A lot of this is stuff that people are already suggesting, but not everyone is taking the risk seriously.
But sure, most of the concern about AI is about stuff people imagine happening in the future. So the question is whether future safety concerns are worrisome enough to want to get a head start on regulation.
Also, it’s not just deaths. Generative AI is, among other things, potentially an unlimited supply of disgusting imagery. That’s likely to be a big legal headache for lots of organizations.
We are not bothering to regulate AI controlling a 3500lb death machine that goes from 0 to 60 in 2 seconds but we are worried about the dangers of a chatbot.
So typical of our society to be captured by the more compelling narrative and ignore actual reality.
You can count on your hands the number of high end chip manufacturers and GPU companies, as well as the number of companies with existing high performance clusters. Treat the production and use of datacenter GPUs the same way we treat enriched uranium. We've already started since database GPUs were added to the export control list.
Not by a longshot. See cryptography before the '90s for the most recognizable example.

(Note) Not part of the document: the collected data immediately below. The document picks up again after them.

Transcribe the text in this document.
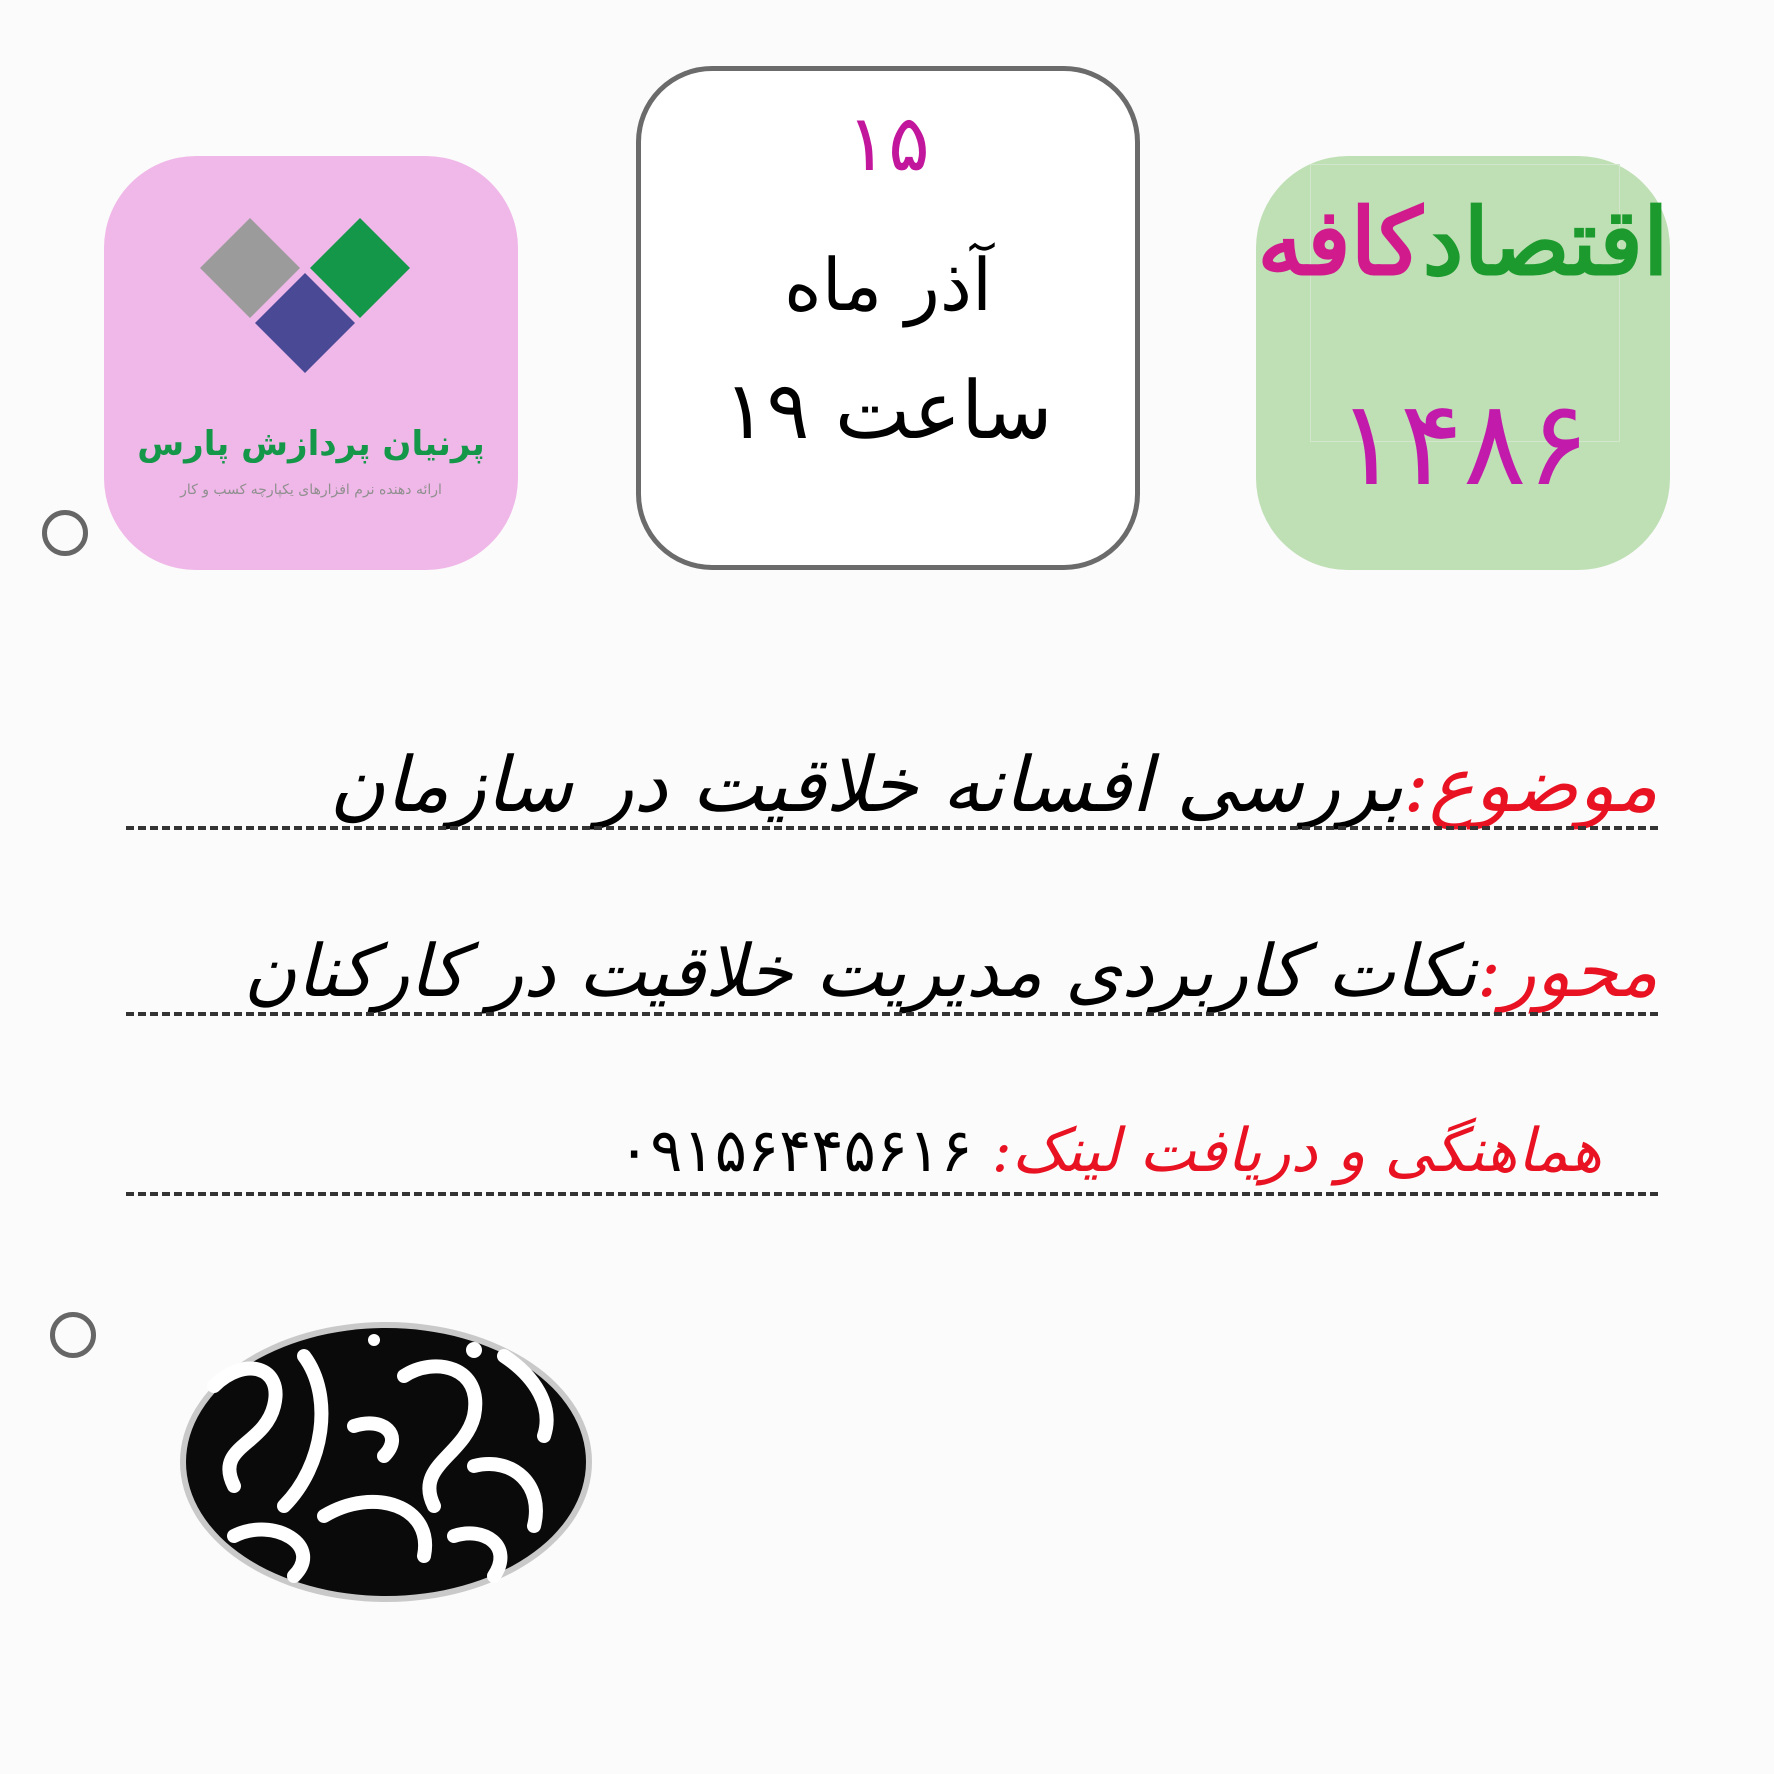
پرنیان پردازش پارس
ارائه دهنده نرم افزارهای یکپارچه کسب و کار
۱۵
آذر ماه
ساعت ۱۹
اقتصادکافه
۱۴۸۶
موضوع:بررسی افسانه خلاقیت در سازمان
محور:نکات کاربردی مدیریت خلاقیت در کارکنان
هماهنگی و دریافت لینک: ۰۹۱۵۶۴۴۵۶۱۶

1. https://en.wikipedia.org/wiki/Regulatory_capture
1) he is truly scared AI can become dangerous and try to distribute the responsibility to more people 2) he anticipates that there will be some regulation anyway, and when that's the case, it is better to be involved and act friendly.
"...development of an AI that could end human life may only require a few hundred people in an office building anywhere in the world, with no equipment other than laptops.
The new existential threats won’t require the resources of nations to produce."
and
"The fact that we don’t have serious efforts underway to combat threats from synthetic biology and AI development is astonishing."
So (2) could be a factor, for sure. But (1) is consistent with what seems to have been his viewpoint for a long time. It's possible he's updated his viewpoint and is faking concern about safety, but given how recent advances have seemed to make a lot of people more concerned, I don't think that's likely.
Also, sitting right next to him was Gary Marcus, who doesn't have a dog in the fight as far as I know, and he agreed with a most of the recommendations.
Good. What would be even better if AI researchers and engineers applied en-mass to be the in-house technical advisement staff for congressional members and executive/congressional regulatory agencies for AI.